Former Haringey director says social care driven by fear
The former director of children’s services at Haringey Council has told MPs that the sector has become “motivated by fear” in the wake of the death of Peter Connelly.
Sharon Shoesmith told the education committee that the toddler’s death in August 2007 had led to a surge in the number of children being taken into care and those on child protection plans had doubled from 30,000 to 60,000.
She said that while some may argue that it was right to take more children away from their parents, removing half of those on plans into care would cost an extra £1.5bn.
“Whatever the answer, in my view, the whole sector is now motivated by a fear of failure and not the conditions for success,” she told the committee.
In her evidence on child safeguarding, she said that it had been “frankly absurd” that the public had been told that “Haringey was uniquely weak” and that everyone from the director to social workers should be sacked after the 17-month-old died. “The honest story will be told eventually,” she said.
She went on to say that social workers had made errors of judgement. “They thought they could keep this little boy in the family.

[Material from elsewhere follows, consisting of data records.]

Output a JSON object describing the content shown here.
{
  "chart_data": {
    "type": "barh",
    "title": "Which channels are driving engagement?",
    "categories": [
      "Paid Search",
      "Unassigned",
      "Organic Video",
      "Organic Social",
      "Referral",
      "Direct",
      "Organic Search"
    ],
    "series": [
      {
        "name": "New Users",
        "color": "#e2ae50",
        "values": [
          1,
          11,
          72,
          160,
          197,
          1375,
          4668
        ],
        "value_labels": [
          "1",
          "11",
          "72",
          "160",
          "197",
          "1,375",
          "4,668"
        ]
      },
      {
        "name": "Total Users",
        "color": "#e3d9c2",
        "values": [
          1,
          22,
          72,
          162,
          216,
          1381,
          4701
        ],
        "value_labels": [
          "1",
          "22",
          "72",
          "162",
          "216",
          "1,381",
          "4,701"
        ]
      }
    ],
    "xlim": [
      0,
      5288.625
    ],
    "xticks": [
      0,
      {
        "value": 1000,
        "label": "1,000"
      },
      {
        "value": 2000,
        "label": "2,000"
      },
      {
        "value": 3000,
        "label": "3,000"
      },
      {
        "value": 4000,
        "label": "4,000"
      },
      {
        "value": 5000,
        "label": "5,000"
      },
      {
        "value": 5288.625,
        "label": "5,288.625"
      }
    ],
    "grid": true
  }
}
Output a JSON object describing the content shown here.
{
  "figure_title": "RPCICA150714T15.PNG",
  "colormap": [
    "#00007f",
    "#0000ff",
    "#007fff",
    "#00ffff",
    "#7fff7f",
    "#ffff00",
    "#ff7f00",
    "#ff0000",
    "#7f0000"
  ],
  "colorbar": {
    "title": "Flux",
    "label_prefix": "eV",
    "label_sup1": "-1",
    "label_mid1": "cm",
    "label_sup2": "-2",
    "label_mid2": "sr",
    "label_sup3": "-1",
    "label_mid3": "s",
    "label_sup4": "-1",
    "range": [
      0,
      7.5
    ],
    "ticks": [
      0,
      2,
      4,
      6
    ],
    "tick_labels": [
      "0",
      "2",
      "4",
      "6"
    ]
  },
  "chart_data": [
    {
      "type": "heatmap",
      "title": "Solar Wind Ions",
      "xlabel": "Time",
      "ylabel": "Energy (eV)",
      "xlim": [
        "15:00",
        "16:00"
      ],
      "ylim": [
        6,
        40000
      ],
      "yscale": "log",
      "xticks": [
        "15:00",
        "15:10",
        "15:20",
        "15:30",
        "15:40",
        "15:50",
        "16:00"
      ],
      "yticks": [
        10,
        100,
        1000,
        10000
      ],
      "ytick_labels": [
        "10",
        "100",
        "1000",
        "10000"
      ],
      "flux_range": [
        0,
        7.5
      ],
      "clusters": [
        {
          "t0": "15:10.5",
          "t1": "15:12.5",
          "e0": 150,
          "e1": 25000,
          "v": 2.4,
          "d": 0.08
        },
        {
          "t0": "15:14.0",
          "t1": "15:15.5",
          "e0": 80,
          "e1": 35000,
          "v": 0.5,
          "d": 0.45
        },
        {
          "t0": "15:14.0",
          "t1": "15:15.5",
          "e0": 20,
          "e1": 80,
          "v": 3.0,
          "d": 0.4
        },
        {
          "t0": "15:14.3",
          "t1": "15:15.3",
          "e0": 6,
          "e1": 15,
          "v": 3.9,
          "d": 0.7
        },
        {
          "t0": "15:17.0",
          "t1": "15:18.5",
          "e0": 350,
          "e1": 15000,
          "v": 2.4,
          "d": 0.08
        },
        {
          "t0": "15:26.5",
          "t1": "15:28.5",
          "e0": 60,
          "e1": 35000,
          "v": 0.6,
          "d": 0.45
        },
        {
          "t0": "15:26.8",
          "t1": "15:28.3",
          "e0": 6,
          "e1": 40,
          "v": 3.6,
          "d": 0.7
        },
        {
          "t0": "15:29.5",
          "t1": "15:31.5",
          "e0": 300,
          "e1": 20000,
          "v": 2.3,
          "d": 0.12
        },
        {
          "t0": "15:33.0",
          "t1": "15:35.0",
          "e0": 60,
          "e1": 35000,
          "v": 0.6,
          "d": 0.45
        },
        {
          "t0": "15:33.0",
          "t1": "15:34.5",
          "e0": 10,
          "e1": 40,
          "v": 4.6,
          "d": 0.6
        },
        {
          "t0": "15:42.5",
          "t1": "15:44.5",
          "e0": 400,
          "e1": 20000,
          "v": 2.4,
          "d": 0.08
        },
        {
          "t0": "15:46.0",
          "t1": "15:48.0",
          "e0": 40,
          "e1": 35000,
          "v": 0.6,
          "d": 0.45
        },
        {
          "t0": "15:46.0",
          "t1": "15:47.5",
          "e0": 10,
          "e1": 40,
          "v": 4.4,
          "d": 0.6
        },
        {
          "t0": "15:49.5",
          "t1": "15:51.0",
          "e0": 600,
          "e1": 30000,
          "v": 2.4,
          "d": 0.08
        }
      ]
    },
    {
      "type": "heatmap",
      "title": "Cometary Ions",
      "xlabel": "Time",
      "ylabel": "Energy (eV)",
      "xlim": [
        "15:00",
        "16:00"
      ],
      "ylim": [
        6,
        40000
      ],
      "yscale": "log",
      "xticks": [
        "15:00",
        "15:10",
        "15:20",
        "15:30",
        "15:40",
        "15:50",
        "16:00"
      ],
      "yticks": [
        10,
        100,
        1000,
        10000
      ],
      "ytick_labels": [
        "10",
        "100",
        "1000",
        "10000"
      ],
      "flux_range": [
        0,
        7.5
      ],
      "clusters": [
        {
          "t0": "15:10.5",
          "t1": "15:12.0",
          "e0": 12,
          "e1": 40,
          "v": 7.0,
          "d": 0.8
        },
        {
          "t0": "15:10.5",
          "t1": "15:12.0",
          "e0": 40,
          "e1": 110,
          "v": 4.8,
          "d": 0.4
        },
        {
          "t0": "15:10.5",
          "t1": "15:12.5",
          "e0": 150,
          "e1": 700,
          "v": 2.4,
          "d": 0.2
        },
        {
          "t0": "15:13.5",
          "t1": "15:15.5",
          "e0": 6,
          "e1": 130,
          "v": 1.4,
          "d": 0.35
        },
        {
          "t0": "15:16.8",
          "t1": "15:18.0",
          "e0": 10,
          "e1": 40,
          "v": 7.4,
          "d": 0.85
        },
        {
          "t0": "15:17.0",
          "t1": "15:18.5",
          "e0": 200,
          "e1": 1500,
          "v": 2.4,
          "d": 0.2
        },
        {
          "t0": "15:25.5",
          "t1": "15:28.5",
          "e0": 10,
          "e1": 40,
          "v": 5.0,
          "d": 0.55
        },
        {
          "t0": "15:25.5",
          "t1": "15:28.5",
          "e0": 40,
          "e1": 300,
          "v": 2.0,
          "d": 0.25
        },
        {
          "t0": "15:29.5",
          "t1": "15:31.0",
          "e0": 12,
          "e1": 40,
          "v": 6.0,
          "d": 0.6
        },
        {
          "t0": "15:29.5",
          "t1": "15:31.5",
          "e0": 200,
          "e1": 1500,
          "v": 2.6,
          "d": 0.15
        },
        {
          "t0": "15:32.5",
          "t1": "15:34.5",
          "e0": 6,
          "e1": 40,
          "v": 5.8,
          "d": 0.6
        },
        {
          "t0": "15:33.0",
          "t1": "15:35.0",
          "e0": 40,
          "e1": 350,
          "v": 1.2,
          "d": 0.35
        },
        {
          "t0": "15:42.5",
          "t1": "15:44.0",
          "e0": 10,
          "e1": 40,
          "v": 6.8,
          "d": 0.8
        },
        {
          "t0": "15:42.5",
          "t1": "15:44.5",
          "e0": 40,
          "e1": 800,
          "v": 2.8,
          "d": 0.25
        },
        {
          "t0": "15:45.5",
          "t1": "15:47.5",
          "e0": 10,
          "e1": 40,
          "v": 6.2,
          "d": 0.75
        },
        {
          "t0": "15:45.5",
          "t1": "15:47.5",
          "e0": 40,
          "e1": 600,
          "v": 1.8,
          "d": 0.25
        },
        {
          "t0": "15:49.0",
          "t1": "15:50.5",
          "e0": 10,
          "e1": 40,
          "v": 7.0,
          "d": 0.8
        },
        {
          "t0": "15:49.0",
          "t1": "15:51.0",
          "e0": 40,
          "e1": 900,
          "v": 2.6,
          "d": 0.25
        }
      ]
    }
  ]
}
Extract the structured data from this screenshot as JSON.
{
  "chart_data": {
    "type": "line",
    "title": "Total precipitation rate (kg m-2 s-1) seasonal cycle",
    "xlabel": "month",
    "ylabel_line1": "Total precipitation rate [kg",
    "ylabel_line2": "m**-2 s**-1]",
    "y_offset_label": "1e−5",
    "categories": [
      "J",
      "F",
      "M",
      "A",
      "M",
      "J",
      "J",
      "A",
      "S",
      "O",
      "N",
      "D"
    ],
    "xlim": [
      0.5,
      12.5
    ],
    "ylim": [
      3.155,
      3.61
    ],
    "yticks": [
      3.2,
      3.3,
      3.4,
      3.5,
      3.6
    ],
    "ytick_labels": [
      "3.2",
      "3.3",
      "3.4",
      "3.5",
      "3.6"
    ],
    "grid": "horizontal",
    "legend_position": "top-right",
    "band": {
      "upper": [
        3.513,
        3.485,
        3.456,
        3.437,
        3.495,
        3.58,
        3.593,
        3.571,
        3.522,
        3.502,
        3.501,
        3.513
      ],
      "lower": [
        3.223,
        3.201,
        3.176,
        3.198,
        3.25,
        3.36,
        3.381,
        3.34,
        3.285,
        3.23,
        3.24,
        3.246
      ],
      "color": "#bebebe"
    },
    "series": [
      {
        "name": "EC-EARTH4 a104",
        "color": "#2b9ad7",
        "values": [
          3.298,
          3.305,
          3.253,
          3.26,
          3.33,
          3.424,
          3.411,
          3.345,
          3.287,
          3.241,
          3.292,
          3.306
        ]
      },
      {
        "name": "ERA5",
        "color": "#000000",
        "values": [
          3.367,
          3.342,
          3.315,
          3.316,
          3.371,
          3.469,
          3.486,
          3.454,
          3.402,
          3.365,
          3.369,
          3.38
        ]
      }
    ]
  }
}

They were wrong. Simple as that.”
But when pressed as to whether she should have resigned, Shoesmith said she could not be responsible for mistakes made in other services such as health and police. “So you are telling me that when Peter was presented on 34 occasions at health settings and when he had his appointment with the consultant and that consultant had not a single record of those presentations, just a letter from a social worker, that I should take responsibility for a complete breakdown of the system in health? I would say no.”
Shoesmith was sacked by former education secretary Ed Balls in December 2008 following the publication of a damning Ofsted report. She then took the government to the High Court claiming she had been unlawfully sacked but lost her legal challenge in April.
In 2007 Haringey had been rated good in an annual performance assessment but the following year it received a rating of inadequate. Shoesmith said the department had a “huge wobble” in that year but she would not have expected it to be rated inadequate.
“Services during that time from Peter’s death took quite a knock. There were huge issues of confidence among social workers. They were deeply distressed. The department went into turmoil before the public knew,” she said.
She went on to say that Ofsted inspectors had not spoken to any of the social workers responsible for case files they looked and that after social care had been “grafted on” to the education model for inspection with the transfer from the Commission for Social Care Inspection much of the development side of inspection had been lost.
She said the inspectors needed to “get out there on the ground with social workers and into the homes and see what’s happening”.